Terk Edilmiş Hapishane Otel Oldu



Irak'ın güneyindeki Basra Gateway oteline giden yolun iki tarafında, çöpler ve akmış ham petrolün kirlettiği bir manzara uzanıyor. Misafirleri beton bloklar, kum torbaları ve dikenli tellerden oluşan bir karmaşa karşılıyor. Burası otelin girişi. Basra Gateway'de sizi bir kapı görevlisi yerine gülümseyen silahlı bir muhafız karşılıyor. Zararsız olduğunuzu gördüğü anda dikenli tellerle kaplı kapıyı kenara çekiyor. Otelin Kamp Buka adı verilen ABD'ye ait bir askeri hapishanenin yerine kurulduğu düşünüldüğünde, bu tür bir karşılama çok da şaşırtıcı değil.

Kamp Buka, Iraklılar arasında pek iyi bilinmiyor. Basra Gateway, Iraklı şirketlerin genellikle kentlerin hemen dışındaki terk edilmiş ürpertici beton yığınları olarak duran yüzlerce Amerikan askeri üssünü kazanç kapısı haline getirmeye yönelik girişimlerin bir örneği. Oteli kurup işleten Kufan Grubu, yakınlardaki petrol sahalarında faaliyet gösteren petrol ve bağlı hizmet şirketlerinin yöneticilerini çekmeyi umuyor. Odaların geceliği yaklaşık 190 dolar ve çok önceden, sadece bloklar halinde ayırtılabiliyorlar. Kufan'ın Genel Müdürü Maytem El Asadi, "Hayalimiz burayı ticari bir vahaya dönüştürmek" diyor.

Şirketin bu teşebbüsü, Amerikan üslerini devralan diğer teşebbüsler gibi, vaktiyle nöbetçileri ve gardiyanları barındıran yüzlerce askeri treylere dayanıyor. Kufan çalışanları, bazılarının içine su tesisatı kurarak otel odası haline getirmiş. Ürpertici bir şekilde boş görünen eski nöbetçi kulelerinin arasından rüzgâr uğuldayarak esiyor. ABD ordusu bütün üsleri yıl sonuna kadar Irak hükümetine devretmiş olacak. Irak'ta ABD tarafından inşa edilen 505 üssün sadece yarım düzine kadarı hâlâ Amerika'nın elinde.

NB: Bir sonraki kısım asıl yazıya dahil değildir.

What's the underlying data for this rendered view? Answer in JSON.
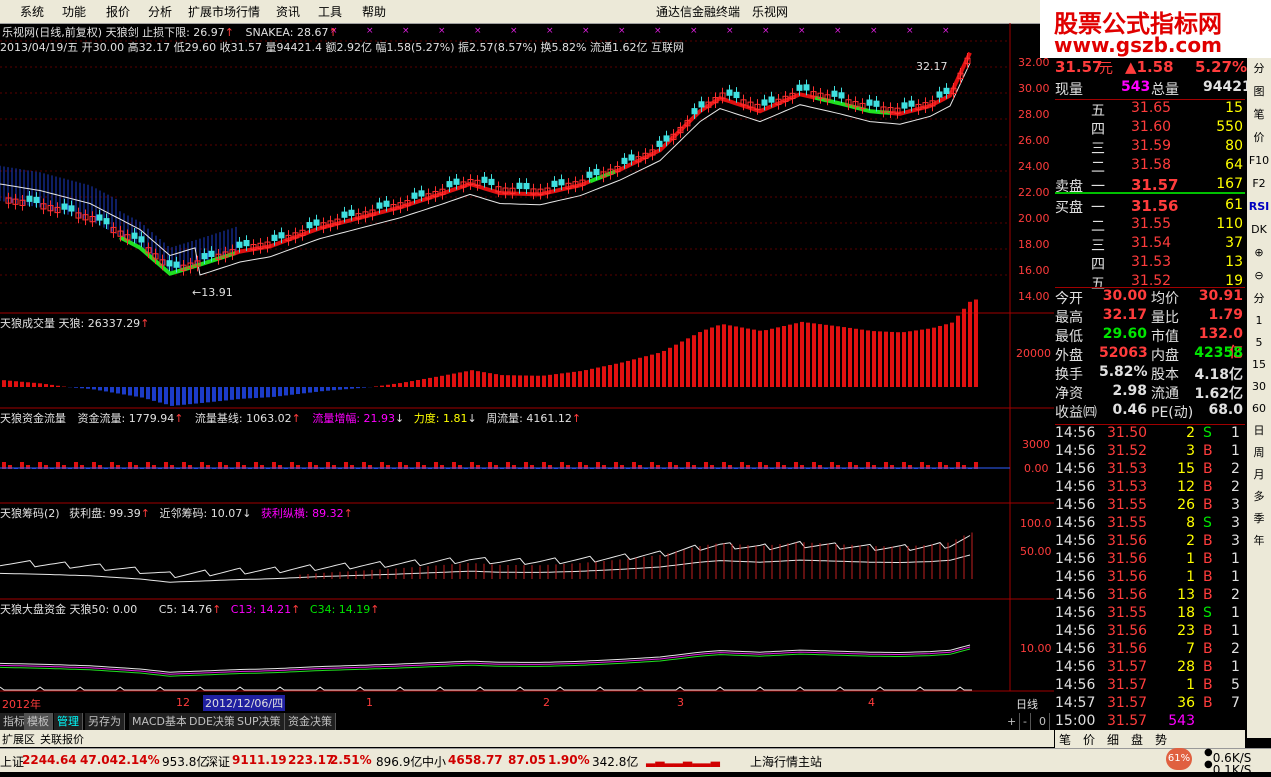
{
  "menu": [
    "系统",
    "功能",
    "报价",
    "分析",
    "扩展市场行情",
    "资讯",
    "工具",
    "帮助"
  ],
  "window_title": "通达信金融终端",
  "window_brand": "乐视网",
  "logo": {
    "line1": "股票公式指标网",
    "line2": "www.gszb.com"
  },
  "main": {
    "title": "乐视网(日线,前复权)",
    "indicator": "天狼剑",
    "stop_label": "止损下限: 26.97",
    "snake": "SNAKEA: 28.67",
    "ohlc": "2013/04/19/五 开30.00 高32.17 低29.60 收31.57 量94421.4 额2.92亿 幅1.58(5.27%) 振2.57(8.57%) 换5.82% 流通1.62亿 互联网",
    "high_mark": "32.17",
    "low_mark": "13.91",
    "y_ticks": [
      "32.00",
      "30.00",
      "28.00",
      "26.00",
      "24.00",
      "22.00",
      "20.00",
      "18.00",
      "16.00",
      "14.00"
    ]
  },
  "vol_panel": {
    "title": "天狼成交量 天狼: 26337.29",
    "tick": "20000"
  },
  "flow_panel": {
    "title": "天狼资金流量",
    "v1": "资金流量: 1779.94",
    "v2": "流量基线: 1063.02",
    "v3": "流量增幅: 21.93",
    "v4": "力度: 1.81",
    "v5": "周流量: 4161.12",
    "ticks": [
      "3000",
      "0.00"
    ]
  },
  "chip_panel": {
    "title": "天狼筹码(2)",
    "v1": "获利盘: 99.39",
    "v2": "近邻筹码: 10.07",
    "v3": "获利纵横: 89.32",
    "ticks": [
      "100.0",
      "50.00"
    ]
  },
  "market_panel": {
    "title": "天狼大盘资金 天狼50: 0.00",
    "c5": "C5: 14.76",
    "c13": "C13: 14.21",
    "c34": "C34: 14.19",
    "tick": "10.00"
  },
  "x_axis": {
    "labels": [
      "2012年",
      "12",
      "2012/12/06/四",
      "1",
      "2",
      "3",
      "4"
    ],
    "period": "日线"
  },
  "bottom_tabs": [
    "指标",
    "模板",
    "管理",
    "另存为",
    "MACD基本",
    "DDE决策",
    "SUP决策",
    "资金决策"
  ],
  "bottom_tabs2": [
    "扩展区",
    "关联报价"
  ],
  "quote": {
    "price": "31.57",
    "unit": "元",
    "change": "▲1.58",
    "pct": "5.27%",
    "now_vol_label": "现量",
    "now_vol": "543",
    "total_vol_label": "总量",
    "total_vol": "94421",
    "asks": [
      [
        "五",
        "31.65",
        "15"
      ],
      [
        "四",
        "31.60",
        "550"
      ],
      [
        "三",
        "31.59",
        "80"
      ],
      [
        "二",
        "31.58",
        "64"
      ],
      [
        "一",
        "31.57",
        "167"
      ]
    ],
    "bids": [
      [
        "一",
        "31.56",
        "61"
      ],
      [
        "二",
        "31.55",
        "110"
      ],
      [
        "三",
        "31.54",
        "37"
      ],
      [
        "四",
        "31.53",
        "13"
      ],
      [
        "五",
        "31.52",
        "19"
      ]
    ],
    "sell_label": "卖盘",
    "buy_label": "买盘",
    "stats": [
      [
        "今开",
        "30.00",
        "均价",
        "30.91"
      ],
      [
        "最高",
        "32.17",
        "量比",
        "1.79"
      ],
      [
        "最低",
        "29.60",
        "市值",
        "132.0亿"
      ],
      [
        "外盘",
        "52063",
        "内盘",
        "42358"
      ],
      [
        "换手",
        "5.82%",
        "股本",
        "4.18亿"
      ],
      [
        "净资",
        "2.98",
        "流通",
        "1.62亿"
      ],
      [
        "收益㈣",
        "0.46",
        "PE(动)",
        "68.0"
      ]
    ],
    "ticks": [
      [
        "14:56",
        "31.50",
        "2",
        "S"
      ],
      [
        "14:56",
        "31.52",
        "3",
        "B"
      ],
      [
        "14:56",
        "31.53",
        "15",
        "B"
      ],
      [
        "14:56",
        "31.53",
        "12",
        "B"
      ],
      [
        "14:56",
        "31.55",
        "26",
        "B"
      ],
      [
        "14:56",
        "31.55",
        "8",
        "S"
      ],
      [
        "14:56",
        "31.56",
        "2",
        "B"
      ],
      [
        "14:56",
        "31.56",
        "1",
        "B"
      ],
      [
        "14:56",
        "31.56",
        "1",
        "B"
      ],
      [
        "14:56",
        "31.56",
        "13",
        "B"
      ],
      [
        "14:56",
        "31.55",
        "18",
        "S"
      ],
      [
        "14:56",
        "31.56",
        "23",
        "B"
      ],
      [
        "14:56",
        "31.56",
        "7",
        "B"
      ],
      [
        "14:56",
        "31.57",
        "28",
        "B"
      ],
      [
        "14:56",
        "31.57",
        "1",
        "B"
      ],
      [
        "14:57",
        "31.57",
        "36",
        "B"
      ],
      [
        "15:00",
        "31.57",
        "543",
        ""
      ]
    ],
    "tick_counts": [
      "1",
      "1",
      "2",
      "2",
      "3",
      "3",
      "3",
      "1",
      "1",
      "2",
      "1",
      "1",
      "2",
      "1",
      "5",
      "7",
      ""
    ]
  },
  "right_tools": [
    "分",
    "图",
    "笔",
    "价",
    "F10",
    "F2",
    "RSI",
    "DK",
    "⊕",
    "⊖",
    "分",
    "1",
    "5",
    "15",
    "30",
    "60",
    "日",
    "周",
    "月",
    "多",
    "季",
    "年"
  ],
  "side_tabs": [
    "笔",
    "价",
    "细",
    "盘",
    "势"
  ],
  "status": {
    "sh_label": "上证",
    "sh_val": "2244.64",
    "sh_chg": "47.04",
    "sh_pct": "2.14%",
    "sh_amt": "953.8亿",
    "sz_label": "深证",
    "sz_val": "9111.19",
    "sz_chg": "223.17",
    "sz_pct": "2.51%",
    "sz_amt": "896.9亿",
    "zx_label": "中小",
    "zx_val": "4658.77",
    "zx_chg": "87.05",
    "zx_pct": "1.90%",
    "zx_amt": "342.8亿",
    "station": "上海行情主站",
    "cpu": "61%",
    "up": "0.6K/S",
    "down": "0.1K/S"
  }
}
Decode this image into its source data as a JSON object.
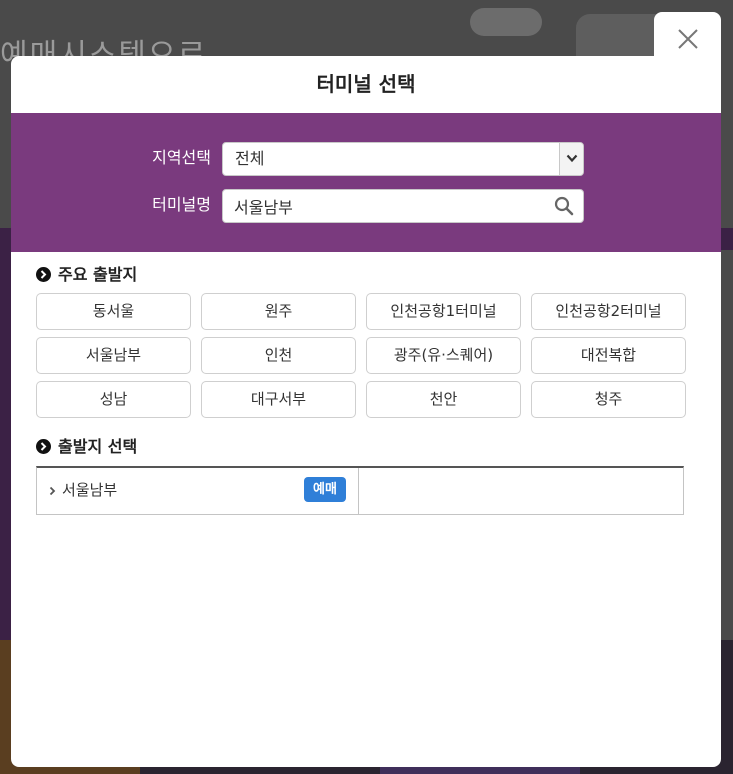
{
  "background": {
    "title": "예매시스템으로"
  },
  "modal": {
    "title": "터미널 선택",
    "close_label": "close"
  },
  "search": {
    "region_label": "지역선택",
    "region_value": "전체",
    "terminal_label": "터미널명",
    "terminal_value": "서울남부"
  },
  "major_departures": {
    "heading": "주요 출발지",
    "items": [
      "동서울",
      "원주",
      "인천공항1터미널",
      "인천공항2터미널",
      "서울남부",
      "인천",
      "광주(유·스퀘어)",
      "대전복합",
      "성남",
      "대구서부",
      "천안",
      "청주"
    ]
  },
  "departure_select": {
    "heading": "출발지 선택",
    "items": [
      {
        "name": "서울남부",
        "badge": "예매"
      }
    ]
  },
  "colors": {
    "panel": "#7a3a7e",
    "badge": "#2f7fd8"
  }
}
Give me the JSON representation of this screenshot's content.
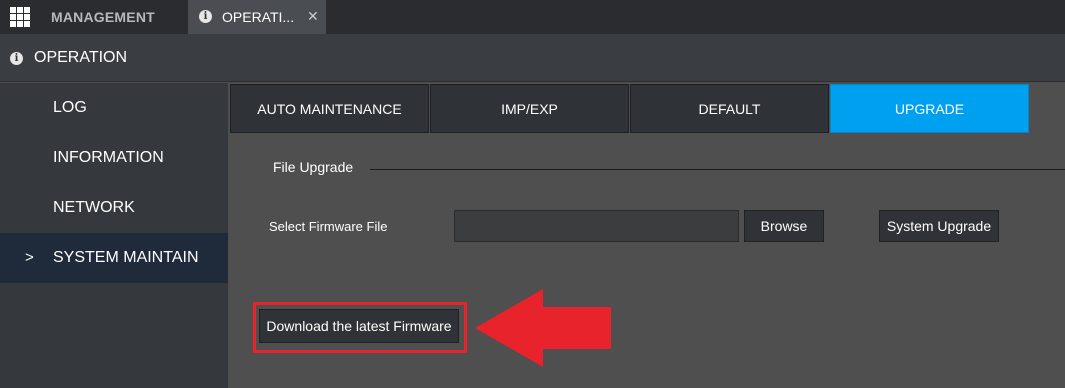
{
  "topbar": {
    "management_label": "MANAGEMENT",
    "active_tab_label": "OPERATI...",
    "close_glyph": "✕"
  },
  "header": {
    "icon_glyph": "i",
    "title": "OPERATION"
  },
  "sidebar": {
    "items": [
      {
        "label": "LOG"
      },
      {
        "label": "INFORMATION"
      },
      {
        "label": "NETWORK"
      },
      {
        "label": "SYSTEM MAINTAIN",
        "active": true
      }
    ],
    "active_chevron": ">"
  },
  "subtabs": [
    {
      "label": "AUTO MAINTENANCE"
    },
    {
      "label": "IMP/EXP"
    },
    {
      "label": "DEFAULT"
    },
    {
      "label": "UPGRADE",
      "active": true
    }
  ],
  "upgrade": {
    "group_label": "File Upgrade",
    "select_label": "Select Firmware File",
    "file_value": "",
    "browse_label": "Browse",
    "system_upgrade_label": "System Upgrade",
    "download_label": "Download the latest Firmware"
  },
  "colors": {
    "accent": "#00a0f0",
    "highlight": "#e8232b",
    "active_sidebar": "#1f2a3a"
  },
  "icons": [
    "apps-grid-icon",
    "info-icon",
    "close-icon",
    "chevron-right-icon",
    "red-arrow-annotation"
  ]
}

Kufan Grubu Kamp Buka'yı açık artırmayla almış. Otel geçen ay, Basra yakınlarındaki bir petrol ve doğalgaz konferansına denk düşecek şekilde açıldı. Basra Gateway'in başındaki Ömer Latif, çok katmanlı koruma sisteminin müşterileri memnun ettiğini söylüyor. Otel, Amerika'nın çekilmesinden sonra ülkenin ne yönde gelişeceğine dair iyimser vizyonun bir simgesi. İş adamları Irak'ın artık savaştan çıkıp görülmemiş bir petrol zenginliğine doğru ilerlemeye hazır olduğunu belirtiyor. Her şey yolunda giderse, Irak'taki petrol üretimi 2035'te günlük 5 milyon varil artarak 8 milyon varilin üzerine çıkmış olacak.

Ancak madalyonun bir de diğer yüzü var: Irak'ta güvenlik hâlâ o kadar iç karartıcı ki, eski bir hapishane bir otel olarak cazip görünüyor. Irak'ın güneyindeki petrol işinde yeni fırsatlar aramak için geçen ay konferansa gelen yaklaşık 150 yönetici bu otelde konakladı. Açılış günü biraz sorunlu geçmiş çünkü bazı yöneticiler, dışarıdaki nöbetçi kulübesinin önüne yanaşana kadar eski bir hapishanede kalacaklarını bilmiyormuş. İsveç'ten gelenler bu tüyler ürpertici otelde kalmaktan çok rahatsız olmuş ve erken ayrılmış. Kufan Grubu'nun Genel Müdür Yardımcısı Loay Almalayke nereye gittiklerini bilmediklerini söylüyor.

Buna karşın Kufan Grubu kampın daha da ıssız haldeki tutuklu bölümünü de yeniden açmayı planlıyor. Burada tutuklular toprak duvarlarla çevrili çadırlarda kalıyormuş. Şirket, Irak'taki değişimin bir işareti mahiyetinde, şimdi bu bölgenin petrol sahalarında çalışan Güney Afrikalı işçiler için kullanılabileceğini söylüyor. Latif, "Artık bunlara hapishane çadırları demiyoruz. Bunlar çok sayıda kişinin ucuza kalabileceği barınaklar" diyor.